Archive for February, 2010

I recently had to help out on a fleet control project where they needed to control a small screen via a MTX65+G modem. As I had to make a small mount to test the screen/display that I was using, I’m sharing it on here for anyone else who may need it in the future (and to remind myself if I ever need it again).

Let’s go. As many of you will remember, the MTX65+G modem has a single serial port. That serial port was already occupied by another device, so the only alternative was to use a display controlled by SPI. The chosen screen was from Electronic Assembly and more specifically it is the EA DIP204-4HNLED model.

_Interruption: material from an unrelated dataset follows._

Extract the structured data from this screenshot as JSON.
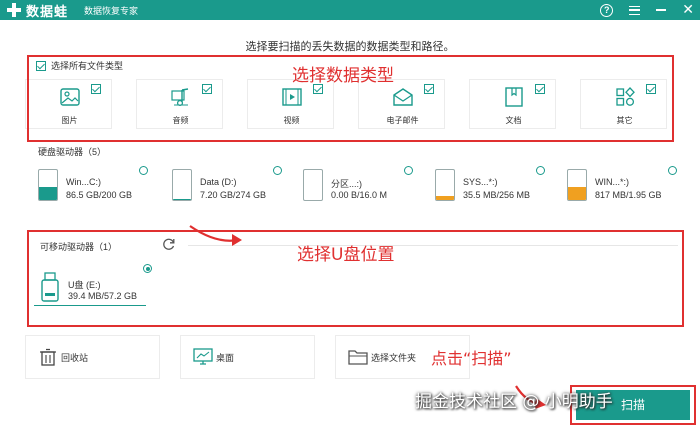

The first thing to do with this screen is configure it so that it works with SPI as by default it uses a parallel bus. To do this you simply have to turn it around, unsolder the jumper marked 4/8 and solder the jumper marked SPI. Both are close together and one should be secured with a multi-meter so that the 4/8 jumper is really unsoldered.

The display connections are very simple, so quick that I connected pins 17 and 18 to 4V power supply (for the backlight), pins 1 and 2 to 3.3V and the contrast (pin 3) to a 10K potentiometer and the 4-pin SPI bus (pins 4, 5, 6 and 7) to the corresponding modem’s SPI bus (obviously the screen’s DI to the modem’s DO and vice versa). For my tests, I used a MTX65-IND terminal as it was convenient, but it would be exactly the same if you used an MTX65 or an MTX65+G. Well that’s almost everything, we just need to send the appropriate AT commands to the modem so that it sends data to the display via SPI and so that you can write on it. Obviously all of this can be done from a java embedded application inside the modem, but for convenience, I am going to do it via AT commands sent from a PC application through the serial port. So, these are the exact commands that you need to send in order to write HOLA on the screen.


‘Activate the SPI bus and put it in 0 mode (of four possible modes)

Response = sendAT (“at ^ sspi = 1000,0000,0000,0000,0000″)

’8bits and activate the extended functions

Response = sendSerial (“<2000000F820C0>”)

’4 line mode

Response = sendSerial (“<2000000F89000>”)

8 bits and disable the extended functions

Response = sendSerial (“<2000000F800C0>”)

‘Display on, cursor on and blinking cursor

Response = sendSerial (“<2000000F8F000>”)

‘We clean display and cursor column 1 and row 1

Response = sendSerial (“<2000000F88000>”)

‘To move the cursor to each write

Response = sendSerial (“<2000000F86000>”)

‘We wrote HOLA

Response = sendSerial (“<2000000FA1020>”) ‘H

Response = sendSerial (“<2000000FAF020>”) ‘O

Response = sendSerial (“<2000000FA3020>”) ‘L

Response = sendSerial (“<2000000FA8020>”) ‘A

I didn’t make anything up, it’s basically the example from the display’s manual (page 3). The only thing to keep in mind is that you have to send the smallest bit first and the biggest bit last. I.e. in the manual’s example, you send a 0×34 command, which in binary is 0011 0100. Therefore, with our modem, we will have to send 0010 1100 i.e. a 2C. Another important thing is that the screen requires each byte to be sent divided into two bytes e.g. XXXX0000 XXXX0000, therefore instead of sending a 2C, a 20C0 is sent. The reason for the initial F8 in each frame (or the official FA when we write a character) is explained here in page 51, it’s basically the header in each SPI frame, which the screen needs.


Just this is enough to write data on the screen like you can see on the picture above.


I hope that it’s been interesting or helpful for those who need to use a display with a Siemens/Cinterion modem on a project.

Speaking of Siemens/Cinterion, I’ll tell you about some good news that affects me personally and in these times, good news is always welcome. It turns out that this week it was celebrated at the global congress that Cinterion organizes with all of its distributors. As I have mentioned in my blog many times, I work for Matrix Electrónica (Cinterion distributor in Spain) as an application engineer. So, this year we have been awarded a prize for the best distributor in the world with the best technical support for Cinterion modems, something due to both my colleague Jesús Santos, the server that writes to you (which we are principally in charge of) and among other things from the Cinterion technical support and MTX terminals in Matrix. We are very pleased.


It feels good. After working for so many hours with these products, always lending a hand to so many people (we’ve had hundreds of queries from companies with all types of GSM projects) and always being willing to resolve problems, without burying our heads in the sand. Finally, after all of our hard work, we have at least been recognized by Cinterion, the truth is that it makes us feel good and encourages us to continue and improve even more.

My granddad, God rest his soul, often used to say gratitude is a sign of a good upbringing. So thanks to Antonio López (from Cinterion Spain) that has always been there to lend a hand whenever we have needed it and whose help has been invaluable and fundamental to be able to do our work well during this time.